Still, the report would be “devastating, period, to any CEO,” says Charles Elson, the director of the John L. Weinberg Center for Corporate Governance at the University of Delaware, in a phone interview with me. No matter how partisan some may feel the report to be, Elson says, it is still the board’s fiduciary responsibility to review it and respond appropriately in the best interest of shareholders. “Like it or not, it’s still a governmental body,” he says. “You may respond that it’s partisan, but…it’s still not a place you’d want to be.”
In an ordinary public company, Elson says, the board would need to “seriously consider making a management change.” Yet that appears less likely to happen at News Corp. — not only because of the company’s response to report to date, but because News Corp. has a dual-class share structure, which gives Murdoch an enormous amount of control. His family, according to recent reports, has a nearly 40-percent stake in the company’s much more powerful B shares. In dual-class companies with such control, says Elson, if a board did try to make a management change, the board could get replaced. “That’s extraordinary.”
Meanwhile, there is yet another inquiry underway — this one through Ofcom, the U.K. communications regulator. Following the phone-hacking scandal, Ofcom is looking into whether News Corp. (the partial owner of British Sky Broadcasting Group, or BSkyB) is still “fit and proper” to hold a broadcasting license. The Wall Street Journal calls the possibility of losing the license for the lucrative BSkyB “perhaps the biggest remaining risk to News Corp.” And it is unclear what impact the report could have on Ofcom’s inquiry.
At the very least, it is highly unusual for a government committee to cast a formal opinion on the leadership of a CEO, accuse him or her of “willful blindness,” criticize the culture he or she led, and question the corporate governance of the board he or she chairs.

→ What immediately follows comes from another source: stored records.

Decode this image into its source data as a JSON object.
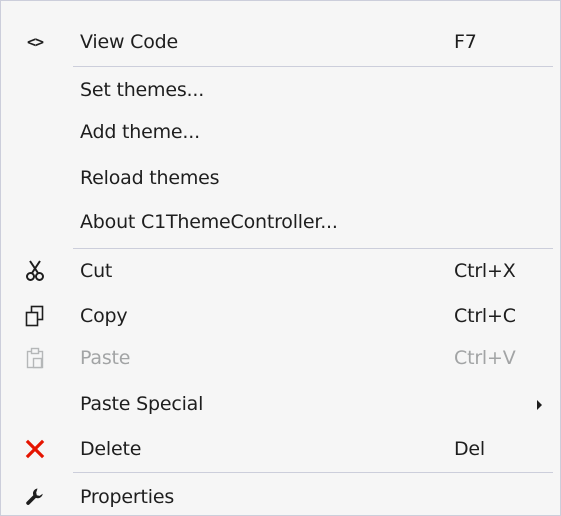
{
  "menu": {
    "items": [
      {
        "label": "View Code",
        "shortcut": "F7",
        "icon": "code-brackets-icon",
        "icon_text": "<>"
      },
      {
        "label": "Set themes...",
        "shortcut": ""
      },
      {
        "label": "Add theme...",
        "shortcut": ""
      },
      {
        "label": "Reload themes",
        "shortcut": ""
      },
      {
        "label": "About C1ThemeController...",
        "shortcut": ""
      },
      {
        "label": "Cut",
        "shortcut": "Ctrl+X",
        "icon": "scissors-icon"
      },
      {
        "label": "Copy",
        "shortcut": "Ctrl+C",
        "icon": "copy-icon"
      },
      {
        "label": "Paste",
        "shortcut": "Ctrl+V",
        "icon": "paste-icon",
        "disabled": true
      },
      {
        "label": "Paste Special",
        "shortcut": "",
        "submenu": true
      },
      {
        "label": "Delete",
        "shortcut": "Del",
        "icon": "delete-x-icon"
      },
      {
        "label": "Properties",
        "shortcut": "",
        "icon": "wrench-icon"
      }
    ]
  },
  "colors": {
    "background": "#f6f6f6",
    "text": "#1e1e1e",
    "disabled_text": "#a2a4a5",
    "separator": "#cccedb",
    "delete_icon": "#e51400"
  }
}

The members of News Corp.’s board (many of whom, if not explicitly tied to the company, are indirectly so) may face an exceedingly complex task — Elson, for one, says “this would be a pretty tough board to be on these days.” But what is clear is that they should take the committee’s findings to heart, and this means being prepared to do whatever it takes to act in the best interests of the company’s shareholders, to improve governance and to recast the organization’s culture.